What are some distinctive features of Jamaica?
The nation of Jamaica is the third largest island in the Caribbean and still remains a part of the British Commonwealth. The island was first visited by Christopher Columbus in 1494, and the British have governed Jamaica since 1655. It became an independent nation in 1962 and is divided into 14 parishes. The island features mountains inland--Blue Mountain Peak rises to a height of 7402 feet--and rugged coastlines to the north, south and east, with beautiful beaches along its western coast. Limestone
... karst formations dominate the island. Karst is formed by the erosion of the limestone in solution. Sinkholes, caves and caverns, disappearing streams, hummocky hills, and terra rosa (residual red) soils in the valleys are distinguishing features of a karst landscape; all these are present in Jamaica. To the west of the mountains is the rugged terrain of the Cockpit Country, one of the world's most dramatic examples of karst topography (Wikipedia, Geography of Jamaica).

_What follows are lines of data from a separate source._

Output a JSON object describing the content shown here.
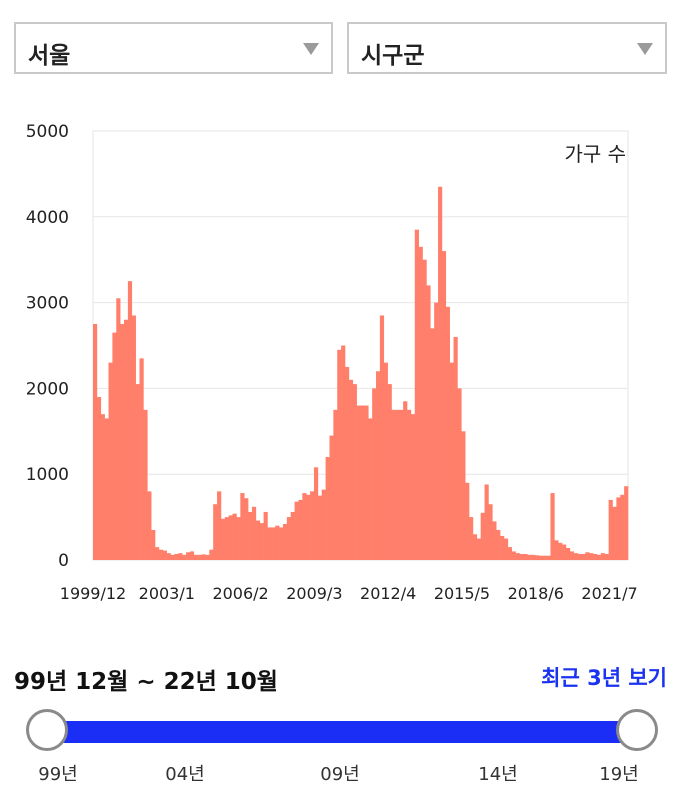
{
  "filters": {
    "region": {
      "selected": "서울"
    },
    "district": {
      "selected": "시구군"
    }
  },
  "chart_data": {
    "type": "bar",
    "series": [
      {
        "name": "가구 수"
      }
    ],
    "legend": "top-right",
    "ylim": [
      0,
      5000
    ],
    "yticks": [
      "0",
      "1000",
      "2000",
      "3000",
      "4000",
      "5000"
    ],
    "xticks": [
      "1999/12",
      "2003/1",
      "2006/2",
      "2009/3",
      "2012/4",
      "2015/5",
      "2018/6",
      "2021/7"
    ],
    "grid": true,
    "colors": {
      "bar": "#ff7f6a",
      "highlight": "#ffb3a5",
      "grid": "#e6e6e6"
    },
    "points": [
      [
        "1999/12",
        2750
      ],
      [
        "2000/2",
        1900
      ],
      [
        "2000/4",
        1700
      ],
      [
        "2000/6",
        1650
      ],
      [
        "2000/8",
        2300
      ],
      [
        "2000/10",
        2650
      ],
      [
        "2000/12",
        3050
      ],
      [
        "2001/2",
        2750
      ],
      [
        "2001/4",
        2800
      ],
      [
        "2001/6",
        3250
      ],
      [
        "2001/8",
        2850
      ],
      [
        "2001/10",
        2050
      ],
      [
        "2001/12",
        2350
      ],
      [
        "2002/2",
        1750
      ],
      [
        "2002/4",
        800
      ],
      [
        "2002/6",
        350
      ],
      [
        "2002/8",
        150
      ],
      [
        "2002/10",
        120
      ],
      [
        "2002/12",
        110
      ],
      [
        "2003/2",
        80
      ],
      [
        "2003/4",
        60
      ],
      [
        "2003/6",
        70
      ],
      [
        "2003/8",
        80
      ],
      [
        "2003/10",
        60
      ],
      [
        "2003/12",
        90
      ],
      [
        "2004/2",
        100
      ],
      [
        "2004/4",
        60
      ],
      [
        "2004/6",
        60
      ],
      [
        "2004/8",
        65
      ],
      [
        "2004/10",
        60
      ],
      [
        "2004/12",
        120
      ],
      [
        "2005/2",
        650
      ],
      [
        "2005/4",
        800
      ],
      [
        "2005/6",
        480
      ],
      [
        "2005/8",
        500
      ],
      [
        "2005/10",
        520
      ],
      [
        "2005/12",
        540
      ],
      [
        "2006/2",
        500
      ],
      [
        "2006/4",
        780
      ],
      [
        "2006/6",
        720
      ],
      [
        "2006/8",
        560
      ],
      [
        "2006/10",
        620
      ],
      [
        "2006/12",
        460
      ],
      [
        "2007/2",
        430
      ],
      [
        "2007/4",
        560
      ],
      [
        "2007/6",
        380
      ],
      [
        "2007/8",
        380
      ],
      [
        "2007/10",
        400
      ],
      [
        "2007/12",
        380
      ],
      [
        "2008/2",
        420
      ],
      [
        "2008/4",
        500
      ],
      [
        "2008/6",
        560
      ],
      [
        "2008/8",
        680
      ],
      [
        "2008/10",
        700
      ],
      [
        "2008/12",
        780
      ],
      [
        "2009/2",
        760
      ],
      [
        "2009/4",
        800
      ],
      [
        "2009/6",
        1080
      ],
      [
        "2009/8",
        750
      ],
      [
        "2009/10",
        820
      ],
      [
        "2009/12",
        1200
      ],
      [
        "2010/2",
        1450
      ],
      [
        "2010/4",
        1750
      ],
      [
        "2010/6",
        2450
      ],
      [
        "2010/8",
        2500
      ],
      [
        "2010/10",
        2250
      ],
      [
        "2010/12",
        2100
      ],
      [
        "2011/2",
        2050
      ],
      [
        "2011/4",
        1800
      ],
      [
        "2011/6",
        1800
      ],
      [
        "2011/8",
        1800
      ],
      [
        "2011/10",
        1650
      ],
      [
        "2011/12",
        2000
      ],
      [
        "2012/2",
        2200
      ],
      [
        "2012/4",
        2850
      ],
      [
        "2012/6",
        2300
      ],
      [
        "2012/8",
        2050
      ],
      [
        "2012/10",
        1750
      ],
      [
        "2012/12",
        1750
      ],
      [
        "2013/2",
        1750
      ],
      [
        "2013/4",
        1850
      ],
      [
        "2013/6",
        1750
      ],
      [
        "2013/8",
        1700
      ],
      [
        "2013/10",
        3850
      ],
      [
        "2013/12",
        3650
      ],
      [
        "2014/2",
        3500
      ],
      [
        "2014/4",
        3200
      ],
      [
        "2014/6",
        2700
      ],
      [
        "2014/8",
        3000
      ],
      [
        "2014/10",
        4350
      ],
      [
        "2014/12",
        3600
      ],
      [
        "2015/2",
        2950
      ],
      [
        "2015/4",
        2300
      ],
      [
        "2015/6",
        2600
      ],
      [
        "2015/8",
        2000
      ],
      [
        "2015/10",
        1500
      ],
      [
        "2015/12",
        900
      ],
      [
        "2016/2",
        500
      ],
      [
        "2016/4",
        300
      ],
      [
        "2016/6",
        250
      ],
      [
        "2016/8",
        550
      ],
      [
        "2016/10",
        880
      ],
      [
        "2016/12",
        650
      ],
      [
        "2017/2",
        450
      ],
      [
        "2017/4",
        350
      ],
      [
        "2017/6",
        280
      ],
      [
        "2017/8",
        250
      ],
      [
        "2017/10",
        150
      ],
      [
        "2017/12",
        100
      ],
      [
        "2018/2",
        80
      ],
      [
        "2018/4",
        70
      ],
      [
        "2018/6",
        70
      ],
      [
        "2018/8",
        60
      ],
      [
        "2018/10",
        60
      ],
      [
        "2018/12",
        55
      ],
      [
        "2019/2",
        50
      ],
      [
        "2019/4",
        50
      ],
      [
        "2019/6",
        50
      ],
      [
        "2019/8",
        780
      ],
      [
        "2019/10",
        230
      ],
      [
        "2019/12",
        200
      ],
      [
        "2020/2",
        180
      ],
      [
        "2020/4",
        140
      ],
      [
        "2020/6",
        100
      ],
      [
        "2020/8",
        80
      ],
      [
        "2020/10",
        70
      ],
      [
        "2020/12",
        70
      ],
      [
        "2021/2",
        90
      ],
      [
        "2021/4",
        80
      ],
      [
        "2021/6",
        70
      ],
      [
        "2021/8",
        60
      ],
      [
        "2021/10",
        80
      ],
      [
        "2021/12",
        70
      ],
      [
        "2022/2",
        700
      ],
      [
        "2022/4",
        620
      ],
      [
        "2022/6",
        730
      ],
      [
        "2022/8",
        760
      ],
      [
        "2022/10",
        860
      ]
    ]
  },
  "range": {
    "label": "99년 12월 ~ 22년 10월",
    "recent_link": "최근 3년 보기",
    "start_fraction": 0,
    "end_fraction": 1,
    "ticks": [
      "99년",
      "04년",
      "09년",
      "14년",
      "19년"
    ]
  }
}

The climate is tropical, but temperatures sometimes drop to 50 degrees in the mountainous regions. Jamaica is a prime target of hurricanes, which have caused extensive damage during the past decade. The island has been drastically deforested, and the reduction of its coral reefs and pollution (caused by "industrial waste, sewage and oil spills [and] vehicle emissions") are environmental concerns. Its capital, Kingston, is one of the largest cities in the Caribbean (population nearing 1 million), and it features one of the deepest natural harbors in the world. Montego Bay and Ocho Rios are popular coastal tourist destinations.